ONEMA 10/11  -  par   Maurice

28 octobre 2011

ONEMA

Pour toute information, connectez-vous sur www .sne-fsu.org ou sne-fsu@onema.fr
N° 22 - 2011
Amendement du gouvernement sur le projet de loi de finances 2012
L’ONEMA ponctionné de 55 millions d’euros.
L’amendement proposé par la ministre Valérie Pecresse et voté par l’Assemblée Nationale vise à prélever
55 millions d’euros sur le fonds de roulement de l’ONEMA car :"…dans la période que nous vivons les
opérateurs n'ont pas vocation à garder des fonds de roulement excédentaires…"
Ces 55 millions viennent des subventions versées à l’ONEMA par les Agences pour la mise en oeuvre du
plan Ecophyto.


Le Plan écophyto, c’est quoi en fait ?
La loi sur l’eau et les milieux aquatiques du 30 décembre 2006 a institué la redevance pour pollutions diffuses à
compter du 1er janvier 2008. Cette mesure vise à limiter l’usage des pesticides et la contamination associée des
milieux.
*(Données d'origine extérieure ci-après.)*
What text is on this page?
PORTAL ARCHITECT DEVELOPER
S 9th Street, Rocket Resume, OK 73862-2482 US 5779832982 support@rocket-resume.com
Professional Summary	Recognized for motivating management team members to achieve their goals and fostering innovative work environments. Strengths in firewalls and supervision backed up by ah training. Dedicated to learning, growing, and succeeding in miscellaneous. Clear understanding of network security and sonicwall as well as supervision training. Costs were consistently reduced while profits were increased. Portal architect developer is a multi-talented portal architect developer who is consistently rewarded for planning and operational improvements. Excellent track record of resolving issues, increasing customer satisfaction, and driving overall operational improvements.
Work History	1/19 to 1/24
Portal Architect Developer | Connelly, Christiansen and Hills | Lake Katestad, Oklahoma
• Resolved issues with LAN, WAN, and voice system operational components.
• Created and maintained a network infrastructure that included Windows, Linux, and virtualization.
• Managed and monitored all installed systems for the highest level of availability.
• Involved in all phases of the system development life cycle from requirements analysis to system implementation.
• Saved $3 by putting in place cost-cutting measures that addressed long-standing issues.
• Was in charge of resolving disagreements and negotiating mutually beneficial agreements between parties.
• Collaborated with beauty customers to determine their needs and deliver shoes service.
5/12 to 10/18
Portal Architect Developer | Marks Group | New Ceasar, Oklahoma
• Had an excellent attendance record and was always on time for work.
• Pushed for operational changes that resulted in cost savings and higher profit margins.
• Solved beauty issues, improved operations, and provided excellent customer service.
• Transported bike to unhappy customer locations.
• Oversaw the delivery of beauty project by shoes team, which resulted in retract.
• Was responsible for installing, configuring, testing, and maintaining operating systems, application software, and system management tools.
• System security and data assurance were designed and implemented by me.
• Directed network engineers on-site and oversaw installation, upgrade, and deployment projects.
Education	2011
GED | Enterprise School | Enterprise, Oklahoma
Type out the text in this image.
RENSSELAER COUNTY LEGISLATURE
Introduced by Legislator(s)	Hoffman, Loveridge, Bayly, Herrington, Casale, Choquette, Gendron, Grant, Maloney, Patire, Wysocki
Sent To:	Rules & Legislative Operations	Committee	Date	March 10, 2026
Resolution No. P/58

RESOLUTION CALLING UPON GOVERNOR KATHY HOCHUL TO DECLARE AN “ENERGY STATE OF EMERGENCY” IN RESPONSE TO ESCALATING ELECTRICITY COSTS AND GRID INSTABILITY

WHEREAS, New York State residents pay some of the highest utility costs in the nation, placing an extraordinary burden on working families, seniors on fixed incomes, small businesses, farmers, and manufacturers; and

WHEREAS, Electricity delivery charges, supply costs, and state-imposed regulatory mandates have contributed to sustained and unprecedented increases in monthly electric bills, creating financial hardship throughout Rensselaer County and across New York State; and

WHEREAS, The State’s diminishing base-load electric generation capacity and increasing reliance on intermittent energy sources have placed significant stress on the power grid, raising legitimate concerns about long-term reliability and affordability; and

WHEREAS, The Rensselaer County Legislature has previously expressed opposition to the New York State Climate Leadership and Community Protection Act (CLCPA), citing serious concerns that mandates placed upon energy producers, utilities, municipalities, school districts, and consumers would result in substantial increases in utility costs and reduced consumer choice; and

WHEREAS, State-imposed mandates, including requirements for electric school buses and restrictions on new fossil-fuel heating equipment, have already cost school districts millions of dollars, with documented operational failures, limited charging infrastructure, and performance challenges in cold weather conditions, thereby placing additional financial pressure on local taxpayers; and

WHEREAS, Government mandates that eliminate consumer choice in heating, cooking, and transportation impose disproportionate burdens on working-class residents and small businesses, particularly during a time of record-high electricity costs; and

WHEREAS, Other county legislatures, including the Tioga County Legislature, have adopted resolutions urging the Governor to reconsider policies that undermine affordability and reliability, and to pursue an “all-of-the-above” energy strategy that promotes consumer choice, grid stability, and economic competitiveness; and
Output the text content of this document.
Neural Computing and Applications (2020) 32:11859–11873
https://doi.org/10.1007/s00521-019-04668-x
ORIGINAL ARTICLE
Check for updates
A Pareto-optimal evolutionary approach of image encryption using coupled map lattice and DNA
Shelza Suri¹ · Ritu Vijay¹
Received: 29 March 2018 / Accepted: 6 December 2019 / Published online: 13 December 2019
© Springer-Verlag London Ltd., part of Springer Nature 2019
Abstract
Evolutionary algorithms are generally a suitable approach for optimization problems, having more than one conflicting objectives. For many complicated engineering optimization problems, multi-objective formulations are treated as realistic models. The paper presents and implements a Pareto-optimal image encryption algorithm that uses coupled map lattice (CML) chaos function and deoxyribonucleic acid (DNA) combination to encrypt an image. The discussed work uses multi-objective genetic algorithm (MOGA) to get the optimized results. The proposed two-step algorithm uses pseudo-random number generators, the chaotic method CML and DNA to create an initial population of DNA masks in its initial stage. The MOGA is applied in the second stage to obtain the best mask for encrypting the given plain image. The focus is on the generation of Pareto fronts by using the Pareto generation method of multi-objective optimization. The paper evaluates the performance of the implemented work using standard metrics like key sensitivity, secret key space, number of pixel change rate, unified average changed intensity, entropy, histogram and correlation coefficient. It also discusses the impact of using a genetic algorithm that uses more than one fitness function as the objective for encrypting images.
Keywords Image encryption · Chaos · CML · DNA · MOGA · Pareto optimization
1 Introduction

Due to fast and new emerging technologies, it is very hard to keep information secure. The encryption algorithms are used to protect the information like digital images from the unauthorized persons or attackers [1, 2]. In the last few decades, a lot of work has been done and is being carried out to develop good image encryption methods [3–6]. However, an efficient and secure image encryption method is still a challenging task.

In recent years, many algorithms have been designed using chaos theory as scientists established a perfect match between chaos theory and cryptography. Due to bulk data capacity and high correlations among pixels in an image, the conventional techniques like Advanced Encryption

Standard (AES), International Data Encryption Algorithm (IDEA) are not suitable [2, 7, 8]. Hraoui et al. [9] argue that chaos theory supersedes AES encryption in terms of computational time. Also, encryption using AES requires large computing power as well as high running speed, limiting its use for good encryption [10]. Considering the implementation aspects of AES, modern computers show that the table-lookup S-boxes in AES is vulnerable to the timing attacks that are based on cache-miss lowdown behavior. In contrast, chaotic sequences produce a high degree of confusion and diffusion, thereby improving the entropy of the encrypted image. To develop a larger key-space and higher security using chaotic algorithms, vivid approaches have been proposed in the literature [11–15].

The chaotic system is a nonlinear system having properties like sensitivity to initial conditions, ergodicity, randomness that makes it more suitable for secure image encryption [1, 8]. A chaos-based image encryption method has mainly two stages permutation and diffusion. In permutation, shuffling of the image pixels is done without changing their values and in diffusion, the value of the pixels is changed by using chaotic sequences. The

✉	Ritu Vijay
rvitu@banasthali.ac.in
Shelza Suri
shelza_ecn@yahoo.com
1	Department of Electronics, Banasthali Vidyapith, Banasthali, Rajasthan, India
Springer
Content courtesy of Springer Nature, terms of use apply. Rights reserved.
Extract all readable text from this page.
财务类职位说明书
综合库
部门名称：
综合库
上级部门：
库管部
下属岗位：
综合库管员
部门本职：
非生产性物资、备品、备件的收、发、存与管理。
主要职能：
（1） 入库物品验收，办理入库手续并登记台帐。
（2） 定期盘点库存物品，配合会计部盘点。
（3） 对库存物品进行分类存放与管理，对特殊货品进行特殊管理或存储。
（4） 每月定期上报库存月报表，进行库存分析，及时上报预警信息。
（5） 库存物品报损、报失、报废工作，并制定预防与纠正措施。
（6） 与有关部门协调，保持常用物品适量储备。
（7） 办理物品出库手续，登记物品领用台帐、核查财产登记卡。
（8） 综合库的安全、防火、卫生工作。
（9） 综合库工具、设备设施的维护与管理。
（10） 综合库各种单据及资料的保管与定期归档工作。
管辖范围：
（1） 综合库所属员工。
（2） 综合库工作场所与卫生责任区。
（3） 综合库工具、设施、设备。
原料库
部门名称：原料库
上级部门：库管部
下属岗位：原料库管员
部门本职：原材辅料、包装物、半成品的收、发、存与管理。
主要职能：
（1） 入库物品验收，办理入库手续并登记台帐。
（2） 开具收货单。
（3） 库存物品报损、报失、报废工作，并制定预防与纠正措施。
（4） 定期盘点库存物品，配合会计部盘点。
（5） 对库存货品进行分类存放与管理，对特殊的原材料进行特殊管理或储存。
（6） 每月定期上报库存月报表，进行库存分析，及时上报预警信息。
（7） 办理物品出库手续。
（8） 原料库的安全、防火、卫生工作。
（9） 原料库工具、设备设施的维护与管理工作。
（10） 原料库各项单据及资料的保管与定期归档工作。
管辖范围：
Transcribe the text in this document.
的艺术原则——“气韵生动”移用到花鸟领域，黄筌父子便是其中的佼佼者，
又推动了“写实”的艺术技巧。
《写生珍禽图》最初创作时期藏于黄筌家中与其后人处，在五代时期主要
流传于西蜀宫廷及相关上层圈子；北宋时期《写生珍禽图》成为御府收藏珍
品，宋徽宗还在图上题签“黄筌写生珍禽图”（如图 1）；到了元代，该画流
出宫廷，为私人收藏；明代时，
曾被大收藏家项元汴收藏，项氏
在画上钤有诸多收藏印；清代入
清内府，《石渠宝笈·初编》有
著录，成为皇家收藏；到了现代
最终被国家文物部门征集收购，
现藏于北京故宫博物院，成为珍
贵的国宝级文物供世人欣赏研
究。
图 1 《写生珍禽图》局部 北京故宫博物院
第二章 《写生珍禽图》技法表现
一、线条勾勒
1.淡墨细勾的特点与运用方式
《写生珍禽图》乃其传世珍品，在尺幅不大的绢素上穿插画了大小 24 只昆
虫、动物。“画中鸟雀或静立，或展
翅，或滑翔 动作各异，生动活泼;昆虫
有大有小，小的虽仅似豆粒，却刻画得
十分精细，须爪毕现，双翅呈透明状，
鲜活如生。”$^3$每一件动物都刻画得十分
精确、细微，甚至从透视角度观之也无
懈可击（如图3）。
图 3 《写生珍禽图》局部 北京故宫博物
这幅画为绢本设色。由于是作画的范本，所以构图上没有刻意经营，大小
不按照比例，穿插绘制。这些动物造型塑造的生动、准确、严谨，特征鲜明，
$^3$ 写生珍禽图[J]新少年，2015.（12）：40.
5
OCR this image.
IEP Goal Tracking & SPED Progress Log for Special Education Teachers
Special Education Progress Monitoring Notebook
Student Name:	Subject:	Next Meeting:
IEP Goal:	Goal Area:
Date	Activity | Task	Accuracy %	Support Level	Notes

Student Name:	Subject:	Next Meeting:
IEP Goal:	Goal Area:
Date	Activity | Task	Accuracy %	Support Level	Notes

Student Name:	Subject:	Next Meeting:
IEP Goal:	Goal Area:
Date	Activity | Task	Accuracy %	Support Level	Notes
Elle repose sur la traçabilité des ventes réalisées par les distributeurs de produits phytosanitaires, également
introduite par cette loi.
En application du principe « pollueur-payeur », la loi de finances pour 2010 prévoit que cette redevance
serve à financer :
- les programmes d’intervention des agences et offices de l’eau pour atteindre le bon état des eaux en 2015 ;
- le plan Ecophyto 2018 via l'Onema, pour réduire de moitié l'usage des pesticides ; ce plan découle du Grenelle Environnement.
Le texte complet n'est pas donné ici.